Davacı vasisi, mirasbırakan eşi…’ün maliki olduğu 36879 ada 1 parsel sayılı taşınmazını mirasçıdan mal kaçırma amaçlı ve muvazaalı olarak yeğeni olan davalı …’ya satış suretiyle temlik ettiğini ileri sürerek miras payı oranındaki tapu kaydının iptali ile adına tescilini olmadığı takdirde tenkise karar verilmesini istemiş, yargılama aşamasında ölümü ile bir kısım mirasçıları davaya dahil edilmiştir.

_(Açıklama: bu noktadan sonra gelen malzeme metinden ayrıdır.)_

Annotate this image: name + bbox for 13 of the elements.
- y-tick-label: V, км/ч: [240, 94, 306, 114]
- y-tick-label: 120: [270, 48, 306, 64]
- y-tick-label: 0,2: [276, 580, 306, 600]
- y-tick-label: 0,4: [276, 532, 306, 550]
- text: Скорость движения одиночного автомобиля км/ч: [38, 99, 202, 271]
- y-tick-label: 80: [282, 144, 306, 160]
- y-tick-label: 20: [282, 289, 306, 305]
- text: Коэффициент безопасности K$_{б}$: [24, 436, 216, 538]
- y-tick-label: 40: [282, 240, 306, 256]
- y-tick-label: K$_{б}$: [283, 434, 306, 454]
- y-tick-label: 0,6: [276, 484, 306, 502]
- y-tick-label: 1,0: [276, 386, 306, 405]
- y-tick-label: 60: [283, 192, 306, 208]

Davalı, satışın gerçek olduğunu, ayrıca mirasbırakanın ölümüne kadar ihtiyacı olan tüm bakım ve desteğin kendisi tarafından sağlandığını, temlikte minnet duygusunun da etkisi olduğunu, tenkis yönünden hak düşürücü sürenin geçtiğini belirterek davanın reddini savunmuştur.
Mahkemece, yargılama aşamasında ölen davacı … mirasçıları …, …, …, …, … ….(…), …(…), …, … yönünden işlemden kaldırılan dosyanın 3 aylık yasal süre içerisinde yenilenmediği gerekçesiyle davanın açılmamış sayılmasına, davayı takip eden diğer mirasçılar… ….. ve … yönünden ise muvazaa olgusunun sabit olduğu gerekçesiyle tapu kaydının miras payları oranında iptali ile adlarına tesciline karar verilmiştir.

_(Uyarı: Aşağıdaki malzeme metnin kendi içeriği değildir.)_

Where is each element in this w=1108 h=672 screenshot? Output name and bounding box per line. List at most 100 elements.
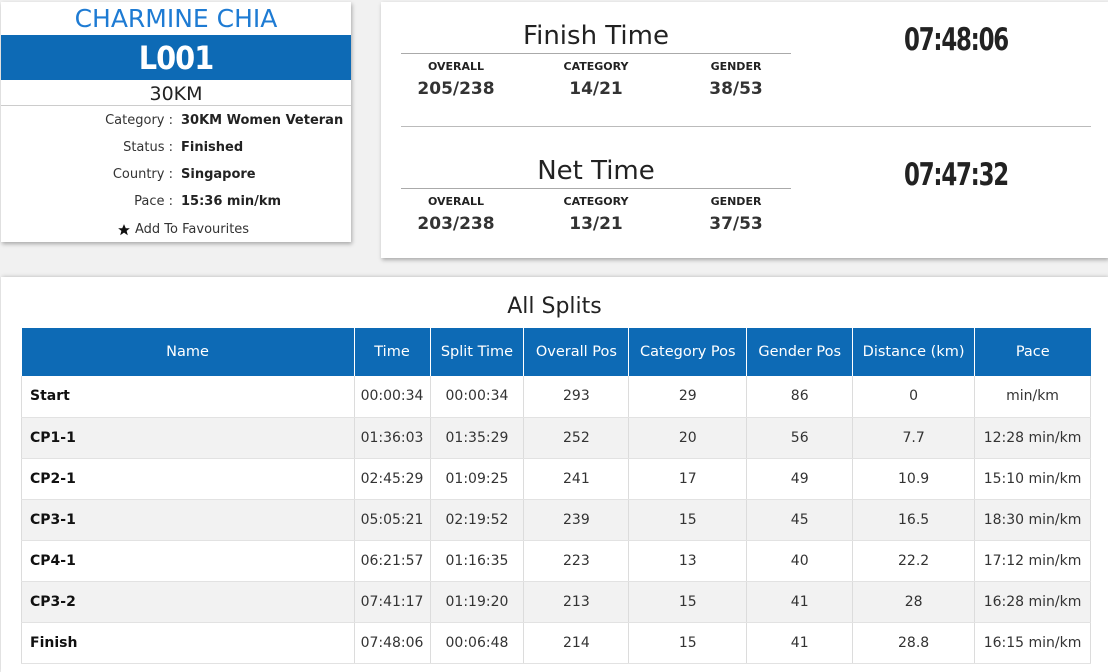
table-cell: 18:30 min/km (974, 499, 1091, 541)
info-value: Singapore (181, 167, 256, 182)
info-row-pace: Pace : 15:36 min/km (1, 193, 351, 211)
net-category: CATEGORY 13/21 (526, 189, 666, 235)
table-cell: 213 (523, 581, 630, 623)
pos-label: CATEGORY (563, 195, 629, 208)
finish-time-value: 07:48:06 (904, 22, 1009, 58)
athlete-card: CHARMINE CHIA L001 30KM Category : 30KM … (1, 2, 351, 242)
table-cell: 15 (628, 622, 748, 664)
finish-category: CATEGORY 14/21 (526, 54, 666, 100)
table-cell: 10.9 (852, 458, 976, 500)
table-cell: 239 (523, 499, 630, 541)
column-header-category-pos[interactable]: Category Pos (628, 328, 748, 376)
finish-time-title: Finish Time (401, 6, 791, 54)
add-to-favourites-link[interactable]: Add To Favourites (117, 221, 249, 239)
table-cell: 17:12 min/km (974, 540, 1091, 582)
table-row: Start 00:00:34 00:00:34 293 29 86 0 min/km (21, 376, 1091, 418)
bib-number: L001 (1, 35, 351, 80)
table-cell: 16:28 min/km (974, 581, 1091, 623)
net-time-title: Net Time (401, 141, 791, 189)
info-value: 15:36 min/km (181, 194, 282, 209)
table-cell: 22.2 (852, 540, 976, 582)
table-cell: 49 (746, 458, 854, 500)
table-cell: 252 (523, 417, 630, 459)
table-cell: 07:41:17 (354, 581, 431, 623)
finish-overall: OVERALL 205/238 (386, 54, 526, 100)
info-label: Status : (123, 140, 173, 155)
finish-gender: GENDER 38/53 (666, 54, 806, 100)
table-cell: CP2-1 (21, 458, 355, 500)
table-cell: 07:48:06 (354, 622, 431, 664)
table-cell: 01:19:20 (430, 581, 525, 623)
info-value: Finished (181, 140, 244, 155)
table-cell: 13 (628, 540, 748, 582)
table-cell: 56 (746, 417, 854, 459)
table-cell: 02:45:29 (354, 458, 431, 500)
finish-positions: OVERALL 205/238 CATEGORY 14/21 GENDER 38… (386, 54, 806, 100)
table-cell: 12:28 min/km (974, 417, 1091, 459)
table-cell: 28.8 (852, 622, 976, 664)
info-value: 30KM Women Veteran (181, 113, 344, 128)
pos-label: OVERALL (427, 60, 485, 73)
pos-label: GENDER (710, 195, 762, 208)
table-cell: min/km (974, 376, 1091, 418)
pos-value: 203/238 (417, 214, 495, 234)
table-cell: 214 (523, 622, 630, 664)
table-cell: 16:15 min/km (974, 622, 1091, 664)
table-cell: 01:09:25 (430, 458, 525, 500)
column-header-gender-pos[interactable]: Gender Pos (746, 328, 854, 376)
table-row: CP3-2 07:41:17 01:19:20 213 15 41 28 16:28 min/… (21, 581, 1091, 623)
splits-header-row: Name Time Split Time Overall Pos Categor… (21, 328, 1091, 376)
table-cell: Start (21, 376, 355, 418)
column-header-time[interactable]: Time (354, 328, 431, 376)
net-time-block: Net Time OVERALL 203/238 CATEGORY 13/21 … (401, 141, 791, 235)
column-header-overall-pos[interactable]: Overall Pos (523, 328, 630, 376)
info-label: Pace : (134, 194, 173, 209)
pos-value: 37/53 (709, 214, 763, 234)
pos-label: OVERALL (427, 195, 485, 208)
table-cell: 28 (852, 581, 976, 623)
table-cell: 40 (746, 540, 854, 582)
table-cell: 01:35:29 (430, 417, 525, 459)
pos-value: 13/21 (569, 214, 623, 234)
splits-table: Name Time Split Time Overall Pos Categor… (21, 328, 1091, 664)
table-cell: 00:06:48 (430, 622, 525, 664)
add-to-favourites-label: Add To Favourites (135, 222, 250, 237)
net-positions: OVERALL 203/238 CATEGORY 13/21 GENDER 37… (386, 189, 806, 235)
table-cell: 15 (628, 499, 748, 541)
column-header-pace[interactable]: Pace (974, 328, 1091, 376)
table-row: Finish 07:48:06 00:06:48 214 15 41 28.8 16:15 m… (21, 622, 1091, 664)
table-cell: 05:05:21 (354, 499, 431, 541)
table-cell: 15:10 min/km (974, 458, 1091, 500)
net-gender: GENDER 37/53 (666, 189, 806, 235)
table-cell: 02:19:52 (430, 499, 525, 541)
table-cell: 01:36:03 (354, 417, 431, 459)
race-distance: 30KM (1, 80, 351, 106)
table-row: CP2-1 02:45:29 01:09:25 241 17 49 10.9 15:10 mi… (21, 458, 1091, 500)
table-row: CP1-1 01:36:03 01:35:29 252 20 56 7.7 12:28 min… (21, 417, 1091, 459)
info-row-category: Category : 30KM Women Veteran (1, 112, 351, 130)
info-label: Country : (112, 167, 173, 182)
table-cell: CP4-1 (21, 540, 355, 582)
table-cell: 241 (523, 458, 630, 500)
pos-value: 38/53 (709, 79, 763, 99)
table-cell: 41 (746, 622, 854, 664)
table-cell: 86 (746, 376, 854, 418)
column-header-distance[interactable]: Distance (km) (852, 328, 976, 376)
table-cell: 06:21:57 (354, 540, 431, 582)
divider (401, 126, 1091, 127)
splits-title: All Splits (507, 294, 602, 319)
splits-card: All Splits Name Time Split Time Overall … (1, 277, 1108, 672)
table-row: CP4-1 06:21:57 01:16:35 223 13 40 22.2 17:12 mi… (21, 540, 1091, 582)
table-cell: Finish (21, 622, 355, 664)
table-cell: 223 (523, 540, 630, 582)
column-header-split-time[interactable]: Split Time (430, 328, 525, 376)
table-cell: 7.7 (852, 417, 976, 459)
table-cell: 15 (628, 581, 748, 623)
column-header-name[interactable]: Name (21, 328, 355, 376)
table-cell: 293 (523, 376, 630, 418)
table-cell: 41 (746, 581, 854, 623)
pos-label: CATEGORY (563, 60, 629, 73)
table-cell: 16.5 (852, 499, 976, 541)
table-cell: 17 (628, 458, 748, 500)
table-row: CP3-1 05:05:21 02:19:52 239 15 45 16.5 18:30 mi… (21, 499, 1091, 541)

Dosya içeriğinden ve toplanan delillerden, 1934 doğumlu….ün 03.08.2007 tarihinde evli ve çocuksuz ölümü ile geride mirasçı olarak kocası olan davacı … ile kendisinden önce ölen kardeşi …’un dava dışı çocukları …., kendisinden önce ölen kardeşi …’in dava dışı çocukları …. ve kendisinden ölen yeğeni ….’ın dava dışı çocukları.ve …’in kaldığı, miras bırakanın çekişme konusu 36879 ada 1 parselde kayıtlı 11 nolu bağımsız bölümünü 02.05.2007 tarih ve …. yevmiye nolu senetle yeğeni olan davalı …’ya satış suretiyle temlik ettiği, davacı …’ün yargılama aşamasında 28.08.2012 tarihinde ölümü ile geride mirasçı olarak vasisi olan kardeşi …., kendisinden önce ölen kardeşi….’ın çocukları…., kendisinden önce ölen yeğeni….’ün çocukları…. ve kendisinden önce ölen yeğen, …’nin çocukları … ve…’i bıraktığı, mirasçılardan …. ve ….’in davayı takip ettiği, diğer mirasçıların ise davayı takip etmedikleri anlaşılmaktadır.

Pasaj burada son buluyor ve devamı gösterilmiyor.